2009 fleet of cars had improved fuel economy (New York Times)
The recession seems to have inspired car-makers to make more efficient vehicles. Average fleet-wide mileage was 22.4 a gallon, an improvement of 1.4 mpg over 2008.
A closer look at AEG’s proposed NFL stadium (Sports Business Journal)
Parking for the football stadium, proposed to be located between the Convention Center and Staples Center, wouldn’t be a problem according to AEG officials because there are already 32,000 spaces within a 15-minute walk. I think it’s good that massive parking lots aren’t being proposed. At the same time, the fact there are 32,000 spaces nearby helps explain the challenges in redeveloping such a car-centric area in which a lot of the land is used for garages or surface lots. Hat tip Streetsblog Los Angeles.
Sustainable housing, 30/10 and public transit in L.A. (Huffington Post)
In his weekly column at the Huffington Post, L.A. transit advocate Joel Epstein shares his analysis and highlights from the Annual Sustainable Housing and Transportation Summit, hosted by the Los Angeles Business Council at UCLA. Three panels discussed a variety of topics, including the challenge of conveying to policy makers that transit oriented development, done right, can save its residents significantly on transportation costs. Metro CEO Art Leahy and Board Member Richard Katz were both in attendance to describe Metro’s efforts to better connect housing and transportation.
LADOT to launch Westside Mobility Plan study (Westside Today)
Following a directive from the Los Angeles City Council, the L.A. Department of Transportation will undertake a comprehensive study of mobility on the Westside. The plan will consider ways to improve multi-modal transit options (i.e. pedestrian, bike, transit, and car), north-south transit connections and parking. Here’s more background from the LADOT Westside Mobility Plan website after the jump.
What is the Westside Mobility Plan?
The Westside Mobility Plan is creating a transportation blueprint for the Westside in consideration of multimodal travel, north-south rail connections, and parking solutions. The project is also updating the Coastal Transportation Corridor Specific Plan and West LA Transportation Specific Plan, both of which include nexus fee updates, and encompasses a Livable Boulevards Study. This project will be a catalyst for future action and the community will be engaged throughout the process.
A little background on this project.
Traffic congestion on the Westside of Los Angeles is epic and has grown worse in recent years. The area is a desirable place to live, work, and play, creating heavy travel demands during peak and off-peak periods. Improvements to the transportation system have not kept up, and there is little room to expand arterial streets.

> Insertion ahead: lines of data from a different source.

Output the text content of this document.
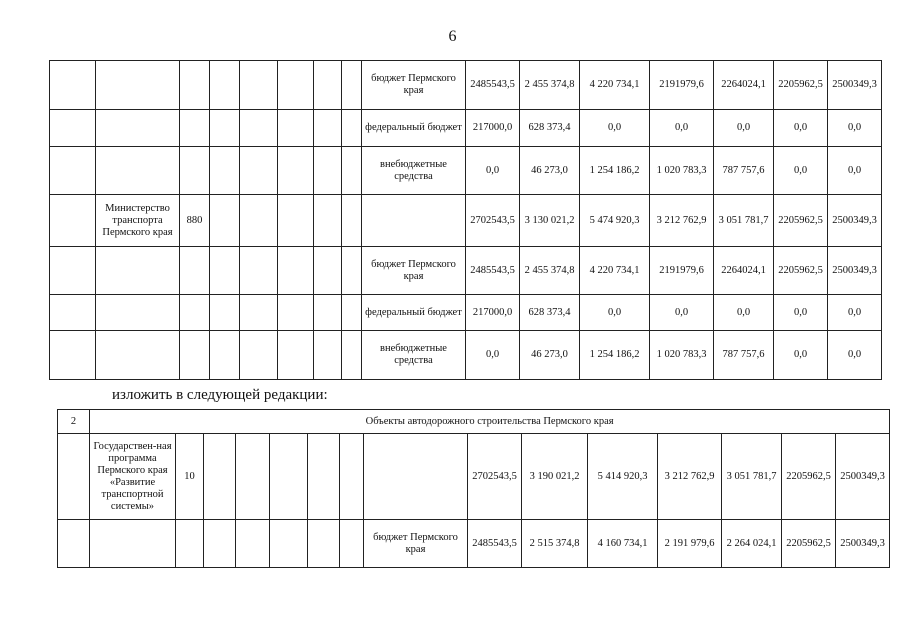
6
								бюджет Пермского края	2485543,5	2 455 374,8	4 220 734,1	2191979,6	2264024,1	2205962,5	2500349,3
								федеральный бюджет	217000,0	628 373,4	0,0	0,0	0,0	0,0	0,0
								внебюджетные средства	0,0	46 273,0	1 254 186,2	1 020 783,3	787 757,6	0,0	0,0
	Министерство транспорта Пермского края	880							2702543,5	3 130 021,2	5 474 920,3	3 212 762,9	3 051 781,7	2205962,5	2500349,3
								бюджет Пермского края	2485543,5	2 455 374,8	4 220 734,1	2191979,6	2264024,1	2205962,5	2500349,3
								федеральный бюджет	217000,0	628 373,4	0,0	0,0	0,0	0,0	0,0
								внебюджетные средства	0,0	46 273,0	1 254 186,2	1 020 783,3	787 757,6	0,0	0,0
изложить в следующей редакции:
2	Объекты автодорожного строительства Пермского края														
	Государствен-ная программа Пермского края «Развитие транспортной системы»	10							2702543,5	3 190 021,2	5 414 920,3	3 212 762,9	3 051 781,7	2205962,5	2500349,3
								бюджет Пермского края	2485543,5	2 515 374,8	4 160 734,1	2 191 979,6	2 264 024,1	2205962,5	2500349,3
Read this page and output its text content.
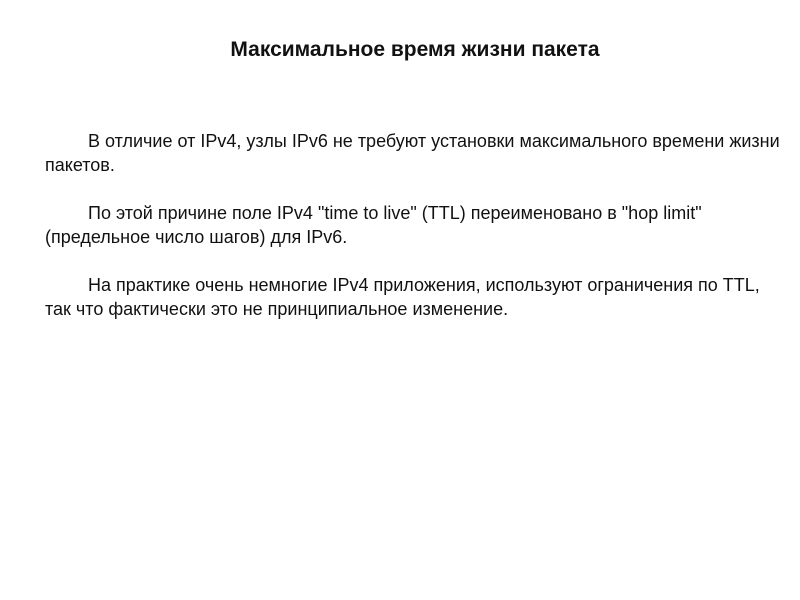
Максимальное время жизни пакета

В отличие от IPv4, узлы IPv6 не требуют установки максимального времени жизни пакетов.

По этой причине поле IPv4 "time to live" (TTL) переименовано в "hop limit" (предельное число шагов) для IPv6.

На практике очень немногие IPv4 приложения, используют ограничения по TTL, так что фактически это не принципиальное изменение.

In reaction to the transportation issues in the Westside, the Los Angeles City Council has requested a comprehensive study to develop potential short-, mid- and long-term multimodal solutions. The study will require new ways to measure and evaluate the transportation system, considering measures such as vehicle trips (VT), vehicle miles traveled (VMT) and greenhouse gas (GHG) emissions in addition to traditional level of service (LOS) measurements.